SWAP partition is not always necessary on a modern Linux PC.
SWAP partition is not always necessary on a modern Linux PC.
Swapping offers several benefits. Consider it as a layered memory system for a hard drive to an SSD—when you have data that isn’t immediately required but recreating it would be expensive, keeping it in memory is beneficial. You could also build an overlay and use mmap(), which is interesting because swapping on quicker storage like SSDs or NVMe is much more efficient than on slower drives.
For certain advanced courses it's essential even on contemporary operating systems. When producing large videos with tools like kdenlive or ffmpeg, your system might become unresponsive without sufficient swap space. Or even in virtual environments.
The system remains stable even when memory runs low. It activates the OOM killer when a program demands more memory than available, eliminating the most resource-heavy applications. In a scenario where a virtual machine uses 8GB of RAM and the OOM killer is triggered, that VM will be terminated. Without an SSD, the OOM killer offers a more effective approach overall. Relying on additional storage devices like hard drives only worsens performance as data grows.

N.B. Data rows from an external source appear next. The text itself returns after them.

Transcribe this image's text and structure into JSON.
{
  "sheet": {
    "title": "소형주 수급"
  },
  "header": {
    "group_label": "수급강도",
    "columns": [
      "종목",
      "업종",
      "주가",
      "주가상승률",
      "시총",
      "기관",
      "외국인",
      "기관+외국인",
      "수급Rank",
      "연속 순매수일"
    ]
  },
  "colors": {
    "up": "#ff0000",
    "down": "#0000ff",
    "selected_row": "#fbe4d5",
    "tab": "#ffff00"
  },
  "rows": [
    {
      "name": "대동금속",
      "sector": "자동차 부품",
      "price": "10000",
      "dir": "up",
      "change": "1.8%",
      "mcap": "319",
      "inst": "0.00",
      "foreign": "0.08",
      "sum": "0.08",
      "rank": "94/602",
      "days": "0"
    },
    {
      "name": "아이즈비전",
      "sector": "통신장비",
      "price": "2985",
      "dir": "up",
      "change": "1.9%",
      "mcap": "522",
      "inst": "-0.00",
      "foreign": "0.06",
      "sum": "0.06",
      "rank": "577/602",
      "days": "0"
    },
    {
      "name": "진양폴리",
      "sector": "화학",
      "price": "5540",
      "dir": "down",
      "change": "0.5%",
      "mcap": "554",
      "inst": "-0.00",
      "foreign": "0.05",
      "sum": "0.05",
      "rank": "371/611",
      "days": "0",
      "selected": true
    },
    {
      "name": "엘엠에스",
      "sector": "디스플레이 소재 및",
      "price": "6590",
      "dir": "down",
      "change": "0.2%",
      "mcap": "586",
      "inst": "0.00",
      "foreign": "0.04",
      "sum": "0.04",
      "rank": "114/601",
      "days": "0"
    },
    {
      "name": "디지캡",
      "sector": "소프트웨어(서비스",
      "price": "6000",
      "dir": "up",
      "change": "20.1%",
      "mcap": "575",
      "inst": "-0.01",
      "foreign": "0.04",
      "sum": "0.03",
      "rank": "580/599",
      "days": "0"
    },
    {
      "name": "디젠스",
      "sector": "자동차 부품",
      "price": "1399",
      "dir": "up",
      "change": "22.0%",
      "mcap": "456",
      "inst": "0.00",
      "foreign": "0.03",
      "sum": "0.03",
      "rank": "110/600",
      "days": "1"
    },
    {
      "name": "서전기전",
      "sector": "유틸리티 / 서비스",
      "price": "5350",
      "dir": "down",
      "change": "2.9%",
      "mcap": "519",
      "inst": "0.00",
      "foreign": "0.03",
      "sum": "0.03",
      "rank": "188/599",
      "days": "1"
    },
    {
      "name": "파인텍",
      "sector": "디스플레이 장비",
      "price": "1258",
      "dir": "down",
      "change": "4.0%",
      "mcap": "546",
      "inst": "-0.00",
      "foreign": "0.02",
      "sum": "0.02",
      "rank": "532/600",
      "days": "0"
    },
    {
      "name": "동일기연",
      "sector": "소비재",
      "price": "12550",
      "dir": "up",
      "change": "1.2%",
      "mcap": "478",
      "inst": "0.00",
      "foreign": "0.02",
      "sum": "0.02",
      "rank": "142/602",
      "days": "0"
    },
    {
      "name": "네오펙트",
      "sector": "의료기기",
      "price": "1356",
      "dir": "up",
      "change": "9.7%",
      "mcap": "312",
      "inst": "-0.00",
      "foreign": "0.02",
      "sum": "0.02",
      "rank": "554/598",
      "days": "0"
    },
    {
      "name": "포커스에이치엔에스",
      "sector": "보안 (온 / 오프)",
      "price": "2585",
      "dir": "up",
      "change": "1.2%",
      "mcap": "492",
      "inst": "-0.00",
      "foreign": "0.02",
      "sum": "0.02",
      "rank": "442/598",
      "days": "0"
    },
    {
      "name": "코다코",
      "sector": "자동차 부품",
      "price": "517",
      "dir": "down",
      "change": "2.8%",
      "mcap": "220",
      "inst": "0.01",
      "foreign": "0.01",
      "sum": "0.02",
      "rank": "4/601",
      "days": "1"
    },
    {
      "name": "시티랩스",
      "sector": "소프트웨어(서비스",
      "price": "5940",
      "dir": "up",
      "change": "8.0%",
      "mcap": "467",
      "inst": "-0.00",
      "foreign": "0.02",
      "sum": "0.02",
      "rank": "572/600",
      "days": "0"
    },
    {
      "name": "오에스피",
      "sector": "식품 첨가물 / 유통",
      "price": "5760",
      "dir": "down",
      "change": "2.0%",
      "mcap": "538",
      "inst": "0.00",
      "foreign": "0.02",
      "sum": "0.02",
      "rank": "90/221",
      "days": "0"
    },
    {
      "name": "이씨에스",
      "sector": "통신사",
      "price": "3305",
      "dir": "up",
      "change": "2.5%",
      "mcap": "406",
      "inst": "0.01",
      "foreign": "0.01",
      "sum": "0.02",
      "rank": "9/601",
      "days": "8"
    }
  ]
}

In reality it didn't occur for me with virtual machines, although memory usage was high. Even for 4K at 120 fps with kdenlive, the OOM killer wasn't sufficient. After about 30 minutes it froze, even when using REISUB. I tried it because I had only 8 gigabytes of RAM. I retried with a swap partition, but it remained unresponsive. It was just a test since I had plenty of memory. I think it's important to set up safeguards to avoid data loss during forced shutdowns in certain scenarios.